| HN Mirror

Y	Hacker News new \| ask \| show \| jobs


	by d_silin 2163 days ago
	I wonder if it is possible to add a (small) FPGA to a personal computer that could accelerate any specific software tasks (video/audio encoding, ML algorithms, compression, extra FPU capabilities) on user demand.

7 comments

jeffreyrogers 2163 days ago

The problem with this will be the overhead of transferring data to/from the FPGA, which once accounted for often causes doing the computation on the CPU to make more sense. It's obviously not a show-stopper, since GPUs have the same problem, but are still useful, but it's hard to find a workload that maps well to this solution.

link

derefr 2163 days ago

In a DAW, accelerating a heavy VST plugin might make sense. But often those are amenable to being translated to GPGPU code already.
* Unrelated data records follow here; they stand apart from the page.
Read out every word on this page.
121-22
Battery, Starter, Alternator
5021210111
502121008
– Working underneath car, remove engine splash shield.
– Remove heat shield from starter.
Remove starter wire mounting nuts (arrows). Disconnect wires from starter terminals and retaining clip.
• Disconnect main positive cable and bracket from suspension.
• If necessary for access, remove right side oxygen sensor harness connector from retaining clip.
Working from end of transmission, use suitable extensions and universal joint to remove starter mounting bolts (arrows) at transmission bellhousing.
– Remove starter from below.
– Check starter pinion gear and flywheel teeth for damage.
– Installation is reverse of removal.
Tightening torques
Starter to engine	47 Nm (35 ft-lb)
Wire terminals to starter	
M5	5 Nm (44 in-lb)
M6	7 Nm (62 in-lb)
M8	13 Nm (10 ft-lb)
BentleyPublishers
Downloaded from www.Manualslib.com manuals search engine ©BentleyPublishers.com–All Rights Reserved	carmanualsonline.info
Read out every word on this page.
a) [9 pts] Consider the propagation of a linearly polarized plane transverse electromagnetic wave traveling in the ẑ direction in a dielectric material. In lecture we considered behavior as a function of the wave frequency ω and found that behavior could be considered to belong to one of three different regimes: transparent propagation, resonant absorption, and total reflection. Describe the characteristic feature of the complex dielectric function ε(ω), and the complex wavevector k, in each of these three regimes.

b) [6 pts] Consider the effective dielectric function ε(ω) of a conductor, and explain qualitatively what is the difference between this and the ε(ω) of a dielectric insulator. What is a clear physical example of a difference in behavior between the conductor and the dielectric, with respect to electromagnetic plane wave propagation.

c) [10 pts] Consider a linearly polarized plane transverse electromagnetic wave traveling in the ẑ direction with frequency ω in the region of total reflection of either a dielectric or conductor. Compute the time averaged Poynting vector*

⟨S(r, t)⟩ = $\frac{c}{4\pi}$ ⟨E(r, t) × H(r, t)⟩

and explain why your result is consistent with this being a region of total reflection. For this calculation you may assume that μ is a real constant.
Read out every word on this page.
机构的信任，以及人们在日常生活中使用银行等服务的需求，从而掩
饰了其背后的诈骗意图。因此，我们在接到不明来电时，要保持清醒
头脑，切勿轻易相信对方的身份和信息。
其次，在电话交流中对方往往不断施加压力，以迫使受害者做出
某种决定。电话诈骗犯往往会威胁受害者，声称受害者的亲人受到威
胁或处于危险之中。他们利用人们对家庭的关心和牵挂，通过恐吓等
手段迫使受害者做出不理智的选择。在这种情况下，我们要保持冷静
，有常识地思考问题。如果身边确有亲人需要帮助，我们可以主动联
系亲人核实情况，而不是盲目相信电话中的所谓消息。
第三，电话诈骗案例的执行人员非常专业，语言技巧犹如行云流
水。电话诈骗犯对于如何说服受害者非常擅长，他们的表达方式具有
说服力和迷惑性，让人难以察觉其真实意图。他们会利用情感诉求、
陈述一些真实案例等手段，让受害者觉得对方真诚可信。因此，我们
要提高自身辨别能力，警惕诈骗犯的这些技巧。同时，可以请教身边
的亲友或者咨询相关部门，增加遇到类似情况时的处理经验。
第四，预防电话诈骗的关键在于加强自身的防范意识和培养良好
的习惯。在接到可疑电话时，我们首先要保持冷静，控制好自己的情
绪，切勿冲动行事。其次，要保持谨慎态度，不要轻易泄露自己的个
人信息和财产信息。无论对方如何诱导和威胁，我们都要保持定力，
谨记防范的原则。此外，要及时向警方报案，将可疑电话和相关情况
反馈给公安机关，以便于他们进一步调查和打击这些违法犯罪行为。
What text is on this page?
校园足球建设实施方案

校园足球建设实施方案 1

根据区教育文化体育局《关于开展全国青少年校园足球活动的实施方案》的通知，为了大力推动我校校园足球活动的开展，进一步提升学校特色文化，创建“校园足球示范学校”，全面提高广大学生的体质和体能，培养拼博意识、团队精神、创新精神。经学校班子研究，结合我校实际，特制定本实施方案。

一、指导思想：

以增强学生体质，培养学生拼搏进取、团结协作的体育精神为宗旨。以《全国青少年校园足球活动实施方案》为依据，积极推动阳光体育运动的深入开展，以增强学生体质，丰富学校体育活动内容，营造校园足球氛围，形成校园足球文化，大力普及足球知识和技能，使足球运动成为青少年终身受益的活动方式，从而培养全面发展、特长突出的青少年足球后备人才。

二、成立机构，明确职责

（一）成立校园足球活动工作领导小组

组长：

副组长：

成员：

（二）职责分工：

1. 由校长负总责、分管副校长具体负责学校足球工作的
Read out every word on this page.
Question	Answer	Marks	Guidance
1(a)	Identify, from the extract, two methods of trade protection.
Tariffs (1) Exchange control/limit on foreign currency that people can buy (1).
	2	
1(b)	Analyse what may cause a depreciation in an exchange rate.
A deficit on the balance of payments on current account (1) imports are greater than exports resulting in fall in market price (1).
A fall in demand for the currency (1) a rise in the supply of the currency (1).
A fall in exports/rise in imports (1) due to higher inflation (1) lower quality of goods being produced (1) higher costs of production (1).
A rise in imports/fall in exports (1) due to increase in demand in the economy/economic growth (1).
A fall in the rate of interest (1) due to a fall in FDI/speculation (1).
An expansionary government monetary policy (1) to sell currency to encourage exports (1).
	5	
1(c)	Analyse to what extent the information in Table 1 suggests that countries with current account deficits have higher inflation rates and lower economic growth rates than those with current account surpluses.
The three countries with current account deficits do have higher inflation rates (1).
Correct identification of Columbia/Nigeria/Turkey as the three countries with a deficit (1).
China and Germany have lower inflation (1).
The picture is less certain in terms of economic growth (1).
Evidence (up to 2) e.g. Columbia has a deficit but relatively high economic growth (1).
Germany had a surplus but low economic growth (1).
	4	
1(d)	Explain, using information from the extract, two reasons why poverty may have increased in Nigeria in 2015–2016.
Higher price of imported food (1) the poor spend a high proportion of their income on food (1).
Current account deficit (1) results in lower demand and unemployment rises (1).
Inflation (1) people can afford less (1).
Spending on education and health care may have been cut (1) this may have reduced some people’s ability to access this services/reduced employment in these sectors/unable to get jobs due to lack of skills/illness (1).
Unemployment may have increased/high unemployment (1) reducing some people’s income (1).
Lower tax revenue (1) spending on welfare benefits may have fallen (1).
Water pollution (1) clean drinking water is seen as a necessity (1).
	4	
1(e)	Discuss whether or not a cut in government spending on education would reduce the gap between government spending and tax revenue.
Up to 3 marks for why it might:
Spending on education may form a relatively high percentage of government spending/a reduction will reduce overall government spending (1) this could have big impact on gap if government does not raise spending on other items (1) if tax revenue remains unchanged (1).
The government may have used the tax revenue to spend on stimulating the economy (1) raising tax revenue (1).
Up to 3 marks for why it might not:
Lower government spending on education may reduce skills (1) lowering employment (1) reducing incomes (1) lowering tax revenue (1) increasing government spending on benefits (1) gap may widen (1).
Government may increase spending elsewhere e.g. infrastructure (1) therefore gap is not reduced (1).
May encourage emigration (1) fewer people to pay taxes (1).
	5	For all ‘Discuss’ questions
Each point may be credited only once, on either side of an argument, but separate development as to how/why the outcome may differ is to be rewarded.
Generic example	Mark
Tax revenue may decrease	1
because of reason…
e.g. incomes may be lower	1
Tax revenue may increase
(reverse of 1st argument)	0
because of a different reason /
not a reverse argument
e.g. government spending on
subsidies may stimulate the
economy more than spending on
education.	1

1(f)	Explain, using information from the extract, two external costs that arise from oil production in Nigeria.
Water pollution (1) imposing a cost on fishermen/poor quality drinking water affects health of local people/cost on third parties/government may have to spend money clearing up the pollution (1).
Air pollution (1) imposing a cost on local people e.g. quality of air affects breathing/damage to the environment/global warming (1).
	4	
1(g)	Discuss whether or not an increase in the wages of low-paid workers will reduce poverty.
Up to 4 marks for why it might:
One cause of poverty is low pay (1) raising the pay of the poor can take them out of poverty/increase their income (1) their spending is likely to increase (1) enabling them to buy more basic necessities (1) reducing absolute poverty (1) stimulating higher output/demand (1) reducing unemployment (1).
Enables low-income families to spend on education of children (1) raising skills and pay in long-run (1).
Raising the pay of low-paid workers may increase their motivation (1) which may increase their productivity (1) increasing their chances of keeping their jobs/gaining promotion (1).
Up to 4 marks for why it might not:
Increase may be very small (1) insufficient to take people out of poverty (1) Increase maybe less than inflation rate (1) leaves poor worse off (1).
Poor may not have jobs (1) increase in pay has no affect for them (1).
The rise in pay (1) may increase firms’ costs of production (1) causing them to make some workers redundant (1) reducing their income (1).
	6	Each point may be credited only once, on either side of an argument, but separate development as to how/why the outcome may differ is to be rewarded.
I guess the one place where GPGPU-based solutions wouldn't work, is when the code you want to accelerate is necessarily acting as some kind of Turing machine (i.e. emulation for some other architecture.) However, I can't think of a situation where an FPGA programmed with the netlist for arch A, running alongside a CPU running arch B, would make more sense than just getting the arch-B CPU to emulate arch A; unless, perhaps, the instructions in arch-A are very, very CISC, perhaps with analogue components (e.g. RF logic, like a cellular baseband modem.)

link

not2b 2163 days ago

This is normally handled in emulation by putting the inner parts of the testbench (the transactors) onto the FPGA as well, to minimize the amount of data that has to be transferred between the CPU and the FPGA. If the FPGA is to be used as a peripheral, again a division of labor needs to be found that minimizes the amount of data that needs to be communicated. But if there is FPGA logic on the same chip as the CPU cores, the overhead can be greatly reduced, and we're seeing more of that now.

link

deelowe 2163 days ago

I assumed this was kind of intel's plan when they purchased Altera. I this issue with this is the amount of time it takes to load the bitstream, but I thought I saw some things recently where progress was being made on this front.

link

vzidex 2163 days ago

> issue with this is the amount of time it takes to load the bitstream, but I thought I saw some things recently where progress was being made on this front

You saw correctly, work is indeed being done to build "shells" that can accept workloads without the user having to go through the FPGA tooling/build process.

link

daxfohl 2163 days ago

It's been possible for a long time, but there are big challenges to adoption. Every FPGA is different and the image is tightly coupled to the chip, so you'd have to compile the algorithm specifically to your chip before loading, which can take hours. Then loading the image each time you change out accelerators for a different application can take minutes. Then the software that uses the accelerator would have to know which chip and which image you're running and send data to it accordingly. Then you have to remember that FPGA's aren't really that great of accelerators sometimes, since they run at such low clock speeds, have crummy memory interfaces, limited gate support for floating point or even integer multiplication, etc. CPU's commonly outperform them even at the things they're supposed to be good at.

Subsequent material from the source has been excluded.